Pourquoi les personnes diabétiques ressentent-elles des engourdissements dans les mains ?
La sensation de picotements, de fourmillements ou de « main engourdie » chez une personne atteinte de diabète est un symptôme fréquent et souvent révélateur d’une complication neurologique sous-jacent
La sensation de picotements, de fourmillements ou de « main engourdie » chez une personne atteinte de diabète est un symptôme fréquent et souvent révélateur d’une complication neurologique sous-jacente : la neuropathie périphérique diabétique.
Cette affection résulte d’une exposition prolongée à des niveaux glycémiques élevés, qui endommagent progressivement les nerfs périphériques — en particulier ceux des membres inférieurs et supérieurs.

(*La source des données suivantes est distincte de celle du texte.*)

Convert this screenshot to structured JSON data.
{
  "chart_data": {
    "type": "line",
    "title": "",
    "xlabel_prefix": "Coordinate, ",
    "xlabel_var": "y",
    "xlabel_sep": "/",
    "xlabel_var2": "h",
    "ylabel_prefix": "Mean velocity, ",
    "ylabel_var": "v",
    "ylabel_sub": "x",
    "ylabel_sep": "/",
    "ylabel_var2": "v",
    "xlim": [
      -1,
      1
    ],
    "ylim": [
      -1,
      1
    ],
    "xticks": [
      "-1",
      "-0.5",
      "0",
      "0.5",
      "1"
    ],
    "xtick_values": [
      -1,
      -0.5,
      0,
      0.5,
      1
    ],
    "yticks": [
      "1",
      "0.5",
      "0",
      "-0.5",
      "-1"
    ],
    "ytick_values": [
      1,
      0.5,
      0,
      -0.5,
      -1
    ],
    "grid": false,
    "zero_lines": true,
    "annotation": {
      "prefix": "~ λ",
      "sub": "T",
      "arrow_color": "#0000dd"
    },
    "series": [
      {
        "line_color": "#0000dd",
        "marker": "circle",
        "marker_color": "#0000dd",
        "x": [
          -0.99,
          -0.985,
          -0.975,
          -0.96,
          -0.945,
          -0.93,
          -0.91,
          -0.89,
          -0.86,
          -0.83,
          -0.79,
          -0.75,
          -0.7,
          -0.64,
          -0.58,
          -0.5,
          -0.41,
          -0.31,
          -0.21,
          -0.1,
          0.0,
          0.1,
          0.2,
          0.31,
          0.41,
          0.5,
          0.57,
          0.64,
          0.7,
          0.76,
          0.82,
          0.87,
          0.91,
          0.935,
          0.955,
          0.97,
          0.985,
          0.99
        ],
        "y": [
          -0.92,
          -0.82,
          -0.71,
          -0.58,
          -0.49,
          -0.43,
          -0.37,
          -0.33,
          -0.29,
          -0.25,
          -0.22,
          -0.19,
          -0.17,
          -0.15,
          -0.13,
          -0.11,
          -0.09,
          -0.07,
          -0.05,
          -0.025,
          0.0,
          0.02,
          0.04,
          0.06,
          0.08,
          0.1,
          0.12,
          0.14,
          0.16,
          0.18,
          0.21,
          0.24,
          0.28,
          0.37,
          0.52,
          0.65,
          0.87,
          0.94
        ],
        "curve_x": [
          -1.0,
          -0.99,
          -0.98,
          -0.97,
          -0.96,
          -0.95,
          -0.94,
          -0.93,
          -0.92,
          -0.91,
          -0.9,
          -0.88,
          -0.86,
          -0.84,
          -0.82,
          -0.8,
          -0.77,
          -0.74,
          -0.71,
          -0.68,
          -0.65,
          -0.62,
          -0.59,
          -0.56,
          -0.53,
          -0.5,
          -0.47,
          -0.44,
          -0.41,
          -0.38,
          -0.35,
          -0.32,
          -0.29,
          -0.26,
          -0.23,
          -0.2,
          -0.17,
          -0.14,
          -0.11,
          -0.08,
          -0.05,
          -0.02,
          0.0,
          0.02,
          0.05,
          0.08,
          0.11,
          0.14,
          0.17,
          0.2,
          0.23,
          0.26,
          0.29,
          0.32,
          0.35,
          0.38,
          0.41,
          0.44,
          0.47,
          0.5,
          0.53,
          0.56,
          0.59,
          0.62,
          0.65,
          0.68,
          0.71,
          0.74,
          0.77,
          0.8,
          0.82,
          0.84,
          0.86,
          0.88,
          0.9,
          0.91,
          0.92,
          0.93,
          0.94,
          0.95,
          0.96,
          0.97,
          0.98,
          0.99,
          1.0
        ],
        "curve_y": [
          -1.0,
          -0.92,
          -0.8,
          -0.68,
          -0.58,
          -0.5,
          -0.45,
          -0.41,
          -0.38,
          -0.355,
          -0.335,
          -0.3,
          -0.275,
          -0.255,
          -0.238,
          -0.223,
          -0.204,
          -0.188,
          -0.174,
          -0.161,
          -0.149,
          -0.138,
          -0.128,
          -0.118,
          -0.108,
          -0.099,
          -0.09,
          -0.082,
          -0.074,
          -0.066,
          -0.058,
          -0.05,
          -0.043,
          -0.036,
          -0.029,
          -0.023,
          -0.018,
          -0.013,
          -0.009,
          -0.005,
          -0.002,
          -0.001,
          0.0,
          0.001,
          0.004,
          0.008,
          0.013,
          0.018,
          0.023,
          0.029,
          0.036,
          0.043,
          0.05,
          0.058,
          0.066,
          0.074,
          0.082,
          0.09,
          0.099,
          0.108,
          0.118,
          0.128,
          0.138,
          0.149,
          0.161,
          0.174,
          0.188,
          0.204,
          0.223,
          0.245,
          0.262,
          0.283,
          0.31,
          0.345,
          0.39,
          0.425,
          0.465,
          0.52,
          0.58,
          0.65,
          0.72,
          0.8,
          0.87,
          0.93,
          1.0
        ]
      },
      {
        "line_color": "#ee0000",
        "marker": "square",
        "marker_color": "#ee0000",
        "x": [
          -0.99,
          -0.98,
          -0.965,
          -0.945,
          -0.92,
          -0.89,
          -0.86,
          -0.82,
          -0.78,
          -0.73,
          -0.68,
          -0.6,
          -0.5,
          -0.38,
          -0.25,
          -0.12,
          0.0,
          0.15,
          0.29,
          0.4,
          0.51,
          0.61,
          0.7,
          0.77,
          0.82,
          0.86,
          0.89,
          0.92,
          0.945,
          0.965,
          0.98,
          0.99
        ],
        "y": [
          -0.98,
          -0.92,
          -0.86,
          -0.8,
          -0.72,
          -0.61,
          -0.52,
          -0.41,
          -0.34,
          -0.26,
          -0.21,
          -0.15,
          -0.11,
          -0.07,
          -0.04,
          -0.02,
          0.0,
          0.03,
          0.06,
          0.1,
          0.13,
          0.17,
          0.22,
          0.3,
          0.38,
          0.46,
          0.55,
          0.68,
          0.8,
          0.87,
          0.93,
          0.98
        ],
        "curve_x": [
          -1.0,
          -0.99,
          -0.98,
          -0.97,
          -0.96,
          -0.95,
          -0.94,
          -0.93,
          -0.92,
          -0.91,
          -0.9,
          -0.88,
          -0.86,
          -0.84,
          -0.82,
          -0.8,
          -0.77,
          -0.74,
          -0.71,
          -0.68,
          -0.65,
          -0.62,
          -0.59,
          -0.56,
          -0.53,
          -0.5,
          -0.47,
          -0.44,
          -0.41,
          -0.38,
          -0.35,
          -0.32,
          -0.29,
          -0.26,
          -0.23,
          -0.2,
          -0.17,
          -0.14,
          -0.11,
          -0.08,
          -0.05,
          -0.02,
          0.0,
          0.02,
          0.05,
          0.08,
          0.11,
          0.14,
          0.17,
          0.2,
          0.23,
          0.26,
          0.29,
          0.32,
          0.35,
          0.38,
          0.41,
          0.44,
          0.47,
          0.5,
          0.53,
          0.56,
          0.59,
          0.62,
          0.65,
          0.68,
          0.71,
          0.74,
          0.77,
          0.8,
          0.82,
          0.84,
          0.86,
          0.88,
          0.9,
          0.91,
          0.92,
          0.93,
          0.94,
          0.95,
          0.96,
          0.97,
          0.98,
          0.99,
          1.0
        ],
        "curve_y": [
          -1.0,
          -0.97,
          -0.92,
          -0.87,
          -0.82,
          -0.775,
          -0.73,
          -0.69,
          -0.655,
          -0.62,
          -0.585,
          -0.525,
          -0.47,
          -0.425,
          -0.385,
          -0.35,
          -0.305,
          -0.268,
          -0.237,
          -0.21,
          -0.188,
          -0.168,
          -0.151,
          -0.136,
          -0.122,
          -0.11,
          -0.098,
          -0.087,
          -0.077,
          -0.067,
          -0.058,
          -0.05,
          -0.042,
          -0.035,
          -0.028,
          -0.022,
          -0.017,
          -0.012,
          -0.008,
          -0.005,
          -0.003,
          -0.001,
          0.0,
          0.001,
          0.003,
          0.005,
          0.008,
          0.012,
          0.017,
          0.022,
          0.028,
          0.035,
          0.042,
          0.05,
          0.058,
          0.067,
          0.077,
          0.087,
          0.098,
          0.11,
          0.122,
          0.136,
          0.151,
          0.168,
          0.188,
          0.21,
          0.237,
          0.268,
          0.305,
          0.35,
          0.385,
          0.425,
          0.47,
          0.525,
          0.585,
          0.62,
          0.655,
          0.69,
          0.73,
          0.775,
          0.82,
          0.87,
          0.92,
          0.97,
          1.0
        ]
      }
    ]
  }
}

Les mains sont concernées dans environ 20 à 30 % des cas avancés, bien que la neuropathie commence généralement aux pieds avant de remonter vers les membres supérieurs.
Le mécanisme pathologique implique plusieurs voies : accumulation intraneuronale de sorbitol via la voie des polyols, stress oxydatif accru, altération de la microcirculation nerveuse et inflammation chronique. Ces facteurs convergent vers une démyélinisation progressive et une dégénérescence axonale, entraînant des troubles sensitifs (engourdissement, douleur brûlante, hypersensibilité au toucher) et, dans les stades avancés, des déficits moteurs (faiblesse musculaire, atrophie des interosseux).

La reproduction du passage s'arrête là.